Este libro fue una experiencia profundamente emocional para mí. Las cosas que no podemos decir nos cuenta dos historias que se van entrelazando: la de Alina, una joven que vive en Polonia durante la ocupación nazi, y la de Alice, una mujer en el presente que intenta entender el pasado de su abuela, quien nunca había hablado de su vida antes de emigrar. A través de estas dos voces, la novela nos habla de la memoria, el amor, la familia y los secretos que pueden atravesar generaciones.
Aunque tardé un poco en leerlo, no fue porque no me estuviera gustando, sino porque el tiempo simplemente me estaba consumiendo. Pero en cuanto por fin tuve tiempo, me enganché completamente y lo terminé en apenas dos días. Eso, para mí, siempre es una señal de que un libro realmente vale la pena.
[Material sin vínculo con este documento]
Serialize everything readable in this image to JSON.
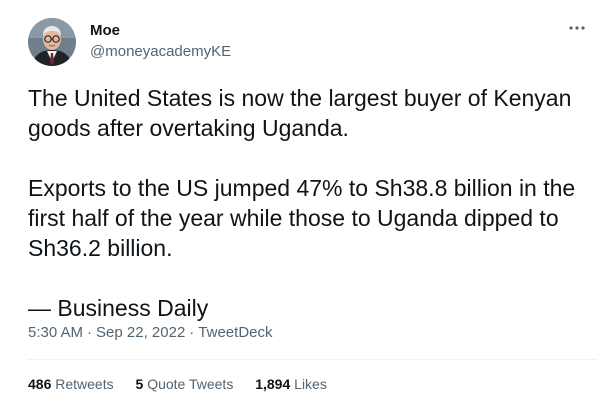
{
  "user": {
    "display_name": "Moe",
    "handle": "@moneyacademyKE",
    "avatar_icon": "avatar-portrait"
  },
  "menu": {
    "more_icon": "ellipsis-icon"
  },
  "tweet": {
    "paragraphs": [
      "The United States is now the largest buyer of Kenyan goods after overtaking Uganda.",
      "Exports to the US jumped 47% to Sh38.8 billion in the first half of the year while those to Uganda dipped to Sh36.2 billion.",
      "— Business Daily"
    ]
  },
  "meta": {
    "time": "5:30 AM",
    "separator": "·",
    "date": "Sep 22, 2022",
    "source": "TweetDeck"
  },
  "stats": {
    "retweets_count": "486",
    "retweets_label": "Retweets",
    "quotes_count": "5",
    "quotes_label": "Quote Tweets",
    "likes_count": "1,894",
    "likes_label": "Likes"
  },
  "colors": {
    "text_primary": "#0f1419",
    "text_secondary": "#536471",
    "divider": "#eff3f4"
  }
}
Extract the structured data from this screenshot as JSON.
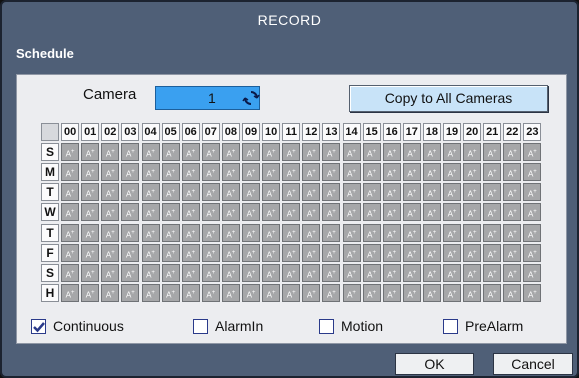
{
  "title": "RECORD",
  "section": "Schedule",
  "camera": {
    "label": "Camera",
    "value": "1"
  },
  "copy_label": "Copy to All Cameras",
  "hours": [
    "00",
    "01",
    "02",
    "03",
    "04",
    "05",
    "06",
    "07",
    "08",
    "09",
    "10",
    "11",
    "12",
    "13",
    "14",
    "15",
    "16",
    "17",
    "18",
    "19",
    "20",
    "21",
    "22",
    "23"
  ],
  "days": [
    "S",
    "M",
    "T",
    "W",
    "T",
    "F",
    "S",
    "H"
  ],
  "cell_text": "A",
  "cell_sup": "+",
  "modes": [
    {
      "label": "Continuous",
      "checked": true
    },
    {
      "label": "AlarmIn",
      "checked": false
    },
    {
      "label": "Motion",
      "checked": false
    },
    {
      "label": "PreAlarm",
      "checked": false
    }
  ],
  "buttons": {
    "ok": "OK",
    "cancel": "Cancel"
  },
  "colors": {
    "dialog": "#4f5f77",
    "field": "#3aa0f0",
    "cell": "#a6a7a9",
    "check": "#2a3a8a"
  }
}
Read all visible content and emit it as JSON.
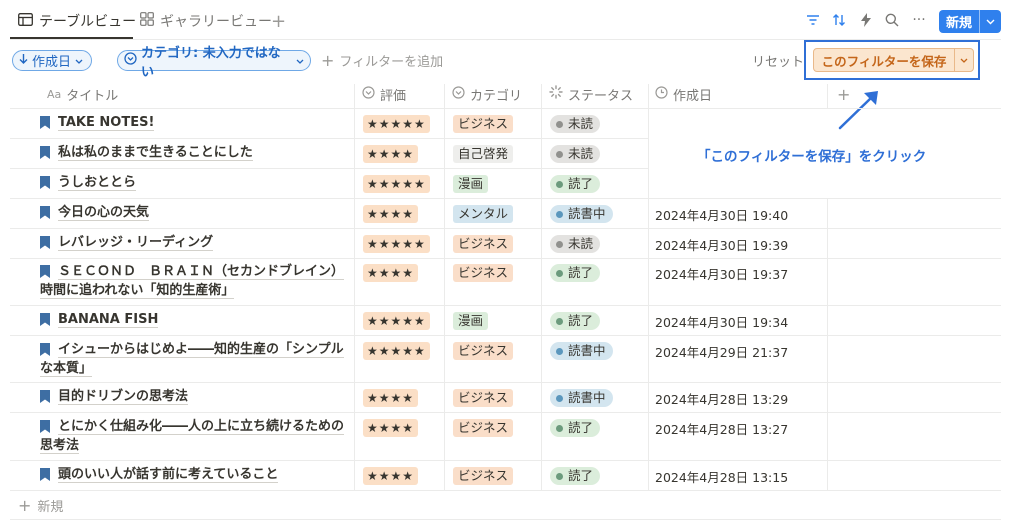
{
  "tabs": [
    {
      "label": "テーブルビュー",
      "icon": "table-icon"
    },
    {
      "label": "ギャラリービュー",
      "icon": "gallery-icon"
    }
  ],
  "toolbar": {
    "new_label": "新規"
  },
  "filters": {
    "date_chip": "作成日",
    "category_chip": "カテゴリ: 未入力ではない",
    "add_filter": "フィルターを追加",
    "reset": "リセット",
    "save": "このフィルターを保存"
  },
  "columns": {
    "title": "タイトル",
    "title_prefix": "Aa",
    "rating": "評価",
    "category": "カテゴリ",
    "status": "ステータス",
    "created": "作成日"
  },
  "annotation": "「このフィルターを保存」をクリック",
  "colors": {
    "accent": "#2f80ed",
    "highlight": "#2f6fd6",
    "save_bg": "#fbe6cf",
    "save_text": "#c4661a",
    "stars_bg": "#fbdfc6"
  },
  "rows": [
    {
      "title": "TAKE NOTES!",
      "rating": "★★★★★",
      "category": "ビジネス",
      "status": "未読",
      "created": ""
    },
    {
      "title": "私は私のままで生きることにした",
      "rating": "★★★★",
      "category": "自己啓発",
      "status": "未読",
      "created": ""
    },
    {
      "title": "うしおととら",
      "rating": "★★★★★",
      "category": "漫画",
      "status": "読了",
      "created": ""
    },
    {
      "title": "今日の心の天気",
      "rating": "★★★★",
      "category": "メンタル",
      "status": "読書中",
      "created": "2024年4月30日 19:40"
    },
    {
      "title": "レバレッジ・リーディング",
      "rating": "★★★★★",
      "category": "ビジネス",
      "status": "未読",
      "created": "2024年4月30日 19:39"
    },
    {
      "title_line1": "ＳＥＣＯＮＤ　ＢＲＡＩＮ（セカンドブレイン）",
      "title_line2": "時間に追われない「知的生産術」",
      "rating": "★★★★",
      "category": "ビジネス",
      "status": "読了",
      "created": "2024年4月30日 19:37"
    },
    {
      "title": "BANANA FISH",
      "rating": "★★★★★",
      "category": "漫画",
      "status": "読了",
      "created": "2024年4月30日 19:34"
    },
    {
      "title_line1": "イシューからはじめよ――知的生産の「シンプル",
      "title_line2": "な本質」",
      "rating": "★★★★★",
      "category": "ビジネス",
      "status": "読書中",
      "created": "2024年4月29日 21:37"
    },
    {
      "title": "目的ドリブンの思考法",
      "rating": "★★★★",
      "category": "ビジネス",
      "status": "読書中",
      "created": "2024年4月28日 13:29"
    },
    {
      "title_line1": "とにかく仕組み化――人の上に立ち続けるための",
      "title_line2": "思考法",
      "rating": "★★★★",
      "category": "ビジネス",
      "status": "読了",
      "created": "2024年4月28日 13:27"
    },
    {
      "title": "頭のいい人が話す前に考えていること",
      "rating": "★★★★",
      "category": "ビジネス",
      "status": "読了",
      "created": "2024年4月28日 13:15"
    }
  ],
  "new_row": "新規"
}
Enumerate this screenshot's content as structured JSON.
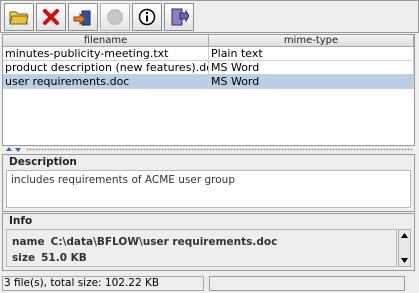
{
  "toolbar": {
    "buttons": [
      {
        "icon": "open-folder-icon",
        "enabled": true
      },
      {
        "icon": "delete-x-icon",
        "enabled": true
      },
      {
        "icon": "import-icon",
        "enabled": true
      },
      {
        "icon": "stop-icon",
        "enabled": false
      },
      {
        "icon": "info-icon",
        "enabled": true
      },
      {
        "icon": "exit-door-icon",
        "enabled": true
      }
    ]
  },
  "table": {
    "columns": [
      "filename",
      "mime-type"
    ],
    "rows": [
      {
        "filename": "minutes-publicity-meeting.txt",
        "mime": "Plain text",
        "selected": false
      },
      {
        "filename": "product description (new features).doc",
        "mime": "MS Word",
        "selected": false
      },
      {
        "filename": "user requirements.doc",
        "mime": "MS Word",
        "selected": true
      }
    ]
  },
  "description": {
    "title": "Description",
    "text": "includes requirements of ACME user group"
  },
  "info": {
    "title": "Info",
    "name_label": "name",
    "name_value": "C:\\data\\BFLOW\\user requirements.doc",
    "size_label": "size",
    "size_value": "51.0 KB"
  },
  "status": {
    "text": "3 file(s), total size: 102.22 KB",
    "progress": 0
  },
  "colors": {
    "selection": "#b8cfe5",
    "window_bg": "#eeeeee"
  }
}
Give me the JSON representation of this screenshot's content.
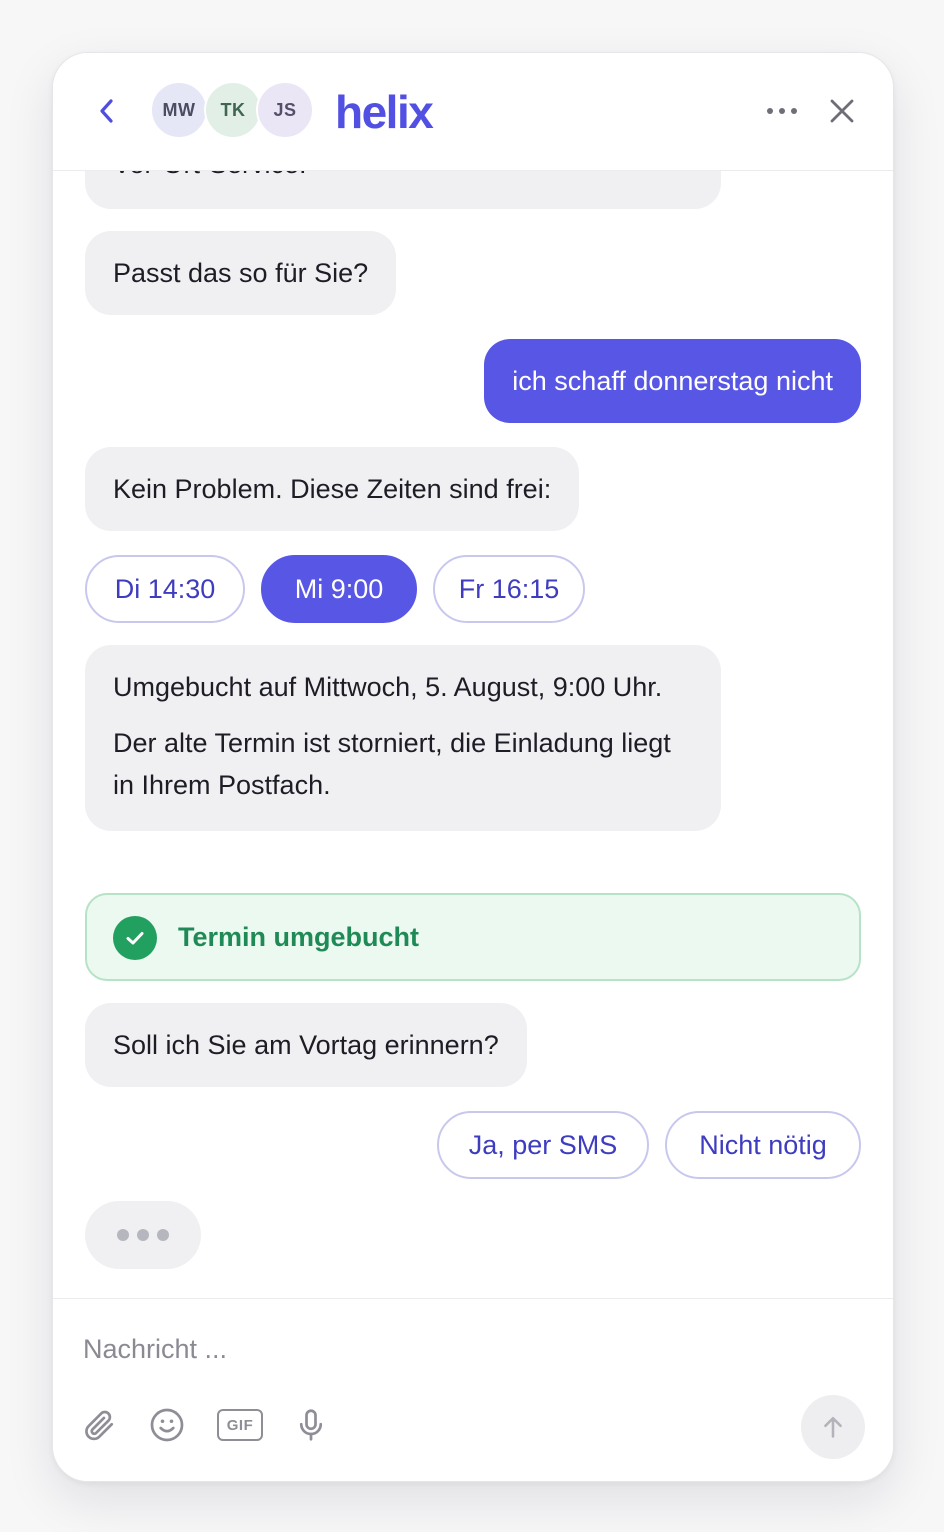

A pesar de tocar un tema tan fuerte como lo es la Segunda Guerra Mundial, nunca sentí que la historia se volviera pesada o difícil de leer. Todo está explicado de una forma clara, sin saturar, y la ambientación está tan increíblemente bien construida que realmente te mete de lleno en la historia: sientes el frío, el miedo, la tensión y también la esperanza.
Uno de los aspectos que más me gustó del libro fue cómo aborda el tema del hijo de la protagonista en el presente, que está dentro del espectro autista. Me encantó la manera en la que el libro habla de esto, porque no es un tema que se suela representar mucho en las historias, y sentí que aquí estaba tratado con mucha sensibilidad y realismo. El desarrollo de Alice como personaje, todo lo que vive con su hijo, el cansancio, los miedos, la culpa, los errores, la ansiedad y también el amor profundo, están escritos de una forma muy honesta. Se siente real. Se siente crudo. Se siente humano.
Toda esa parte de su entorno familiar y cómo cada miembro lidia con la situación fue, para mí, una de las partes más fuertes y mejor construidas del libro.
Cuando todo empieza a conectarse hacia el final, esa fue, sin duda, la mejor parte del libro: ver cómo cada historia termina encajando, cómo el pasado y el presente se encuentran, y cómo las piezas finalmente caen en su lugar.
No es solo una novela histórica, es una historia sobre el amor que sobrevive incluso a la guerra, sobre las familias que nos sostienen, sobre las cosas que callamos y las verdades que nos transforman. Es una historia que te abraza y te rompe un poco, pero de la mejor manera.
« -Nuestro hogar no es el país en el que estemos, somos nosotros. Nuestro hogar es el futuro que hemos estado planeando y que hemos soñado, y podemos crearlo donde sea »
Preciosa historia a dos tiempos, donde la autora logra algo bastante difícil en este tipo de lecturas y es que ambas historias pasado y presente sean igual de interesantes. En la historia actual esta muy bien abordada la problemática de una familia con un hijo autista y la del pasado conmueve sin necesidad de caer en relatos escabrosos. Super recomendable!
9/10. Me ha gustado mucho esta novela, especialmente la forma que tiene de narrar y recuperar la historia de sus protagonistas a través del pasado y el presente. Me ha recordado en cierta media a “Dime quién soy” de Julia Navarro.
Una historia tremenda llena de resiliencia, amor, lealtad y fe. Lloré como no tienes idea pero sé que esto no es nada junto todo al dolor que se vivió bajo la batuta de la Alemania nazi.